The crux is definetly the pitch before the narrows.

Contrary to what you'll hear in C4 there are no off-size cracks to my recollection. It is 5.9 but you better be ready.

A good rule of thumb is to try to allow for 1 hour of light on the descent after that it becomes a long talus descent.

I heard a larger valley local (The Beast from the East) had to take his harness off to climb the narrows pitch.
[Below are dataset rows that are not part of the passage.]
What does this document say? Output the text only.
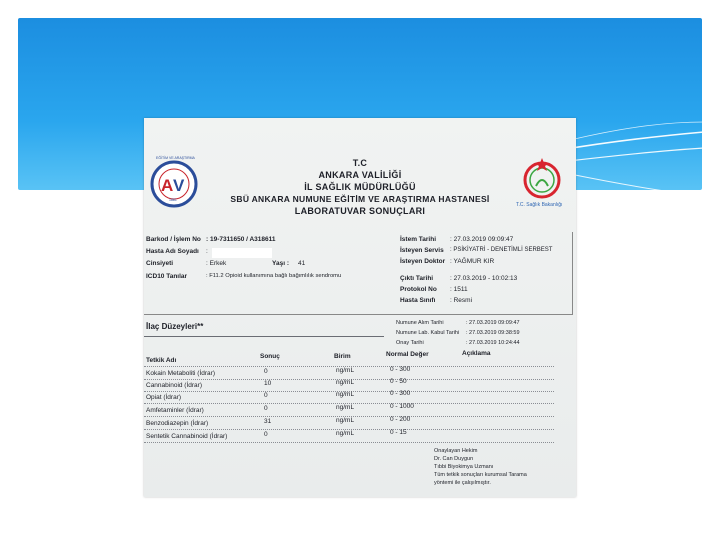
T.C
ANKARA VALİLİĞİ
İL SAĞLIK MÜDÜRLÜĞÜ
SBÜ ANKARA NUMUNE EĞİTİM VE ARAŞTIRMA HASTANESİ
LABORATUVAR SONUÇLARI
A V
EĞİTİM VE ARAŞTIRMA
1881
T.C. Sağlık Bakanlığı
Barkod / İşlem No : 19-7311650 / A318611
Hasta Adı Soyadı :
Cinsiyeti	: Erkek	Yaşı : 41
ICD10 Tanılar	: F11.2 Opioid kullanımına bağlı bağımlılık sendromu
İstem Tarihi : 27.03.2019 09:09:47
İsteyen Servis : PSİKİYATRİ - DENETİMLİ SERBEST
İsteyen Doktor : YAĞMUR KIR
Çıktı Tarihi	: 27.03.2019 - 10:02:13
Protokol No : 1511
Hasta Sınıfı : Resmi
Numune Alım Tarihi	: 27.03.2019 09:09:47
Numune Lab. Kabul Tarihi : 27.03.2019 09:38:59
Onay Tarihi	: 27.03.2019 10:24:44
İlaç Düzeyleri**
Tetkik Adı
Sonuç	Birim	Normal Değer	Açıklama
Kokain Metaboliti (İdrar)	0	ng/mL	0 - 300
Cannabinoid (İdrar)	10	ng/mL	0 - 50
Opiat (İdrar)	0	ng/mL	0 - 300
Amfetaminler (İdrar)	0	ng/mL	0 - 1000
Benzodiazepin (İdrar)	31	ng/mL	0 - 200
Sentetik Cannabinoid (İdrar)	0	ng/mL	0 - 15
Onaylayan Hekim
Dr. Can Duygun
Tıbbi Biyokimya Uzmanı
Tüm tetkik sonuçları kurumsal Tarama
yöntemi ile çalışılmıştır.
When you climb the Stecke-Salathe you can say you climb 5.9 in the valley.

yo

climber
NOT Fresno
Jun 23, 2005 - 08:00pm PT
Largo said something telling, that if you're solid up to 10b wide, you're mint. Solid up to 5.9 and you're earning it. Think about that for a long while. Once you've ruled out yourself and everyone you know as solid on 10 flares and chimneys, try to even think of a route like that to practice on. Good times.

KB's plywood gladiator training wins some kind of prize.

I'm not sure the SS is my favorite route, but it's my favorite to spray about.
Melissa

Gym climber
berkeley, ca
Jun 23, 2005 - 08:08pm PT
...and you sprayed about it most masterfully, indeed! If I ever climb that route and if it is as rough as I've been led to believe, I hope that my story is at least half as good.

The training lists that I've seen seem to lead from the NEB to the SS...yet folks say the SS will take twice as long. So...if the NEB still feels like a huge but doable endeavor, what next? Try to work on my C2C time on the NEB? Any longer routes good as an intermediate point of suffering between the two?

In any case, as this years soltice time comes and goes, I know I'm waiting at least another year, if not a lifetime, to go thrash around up there.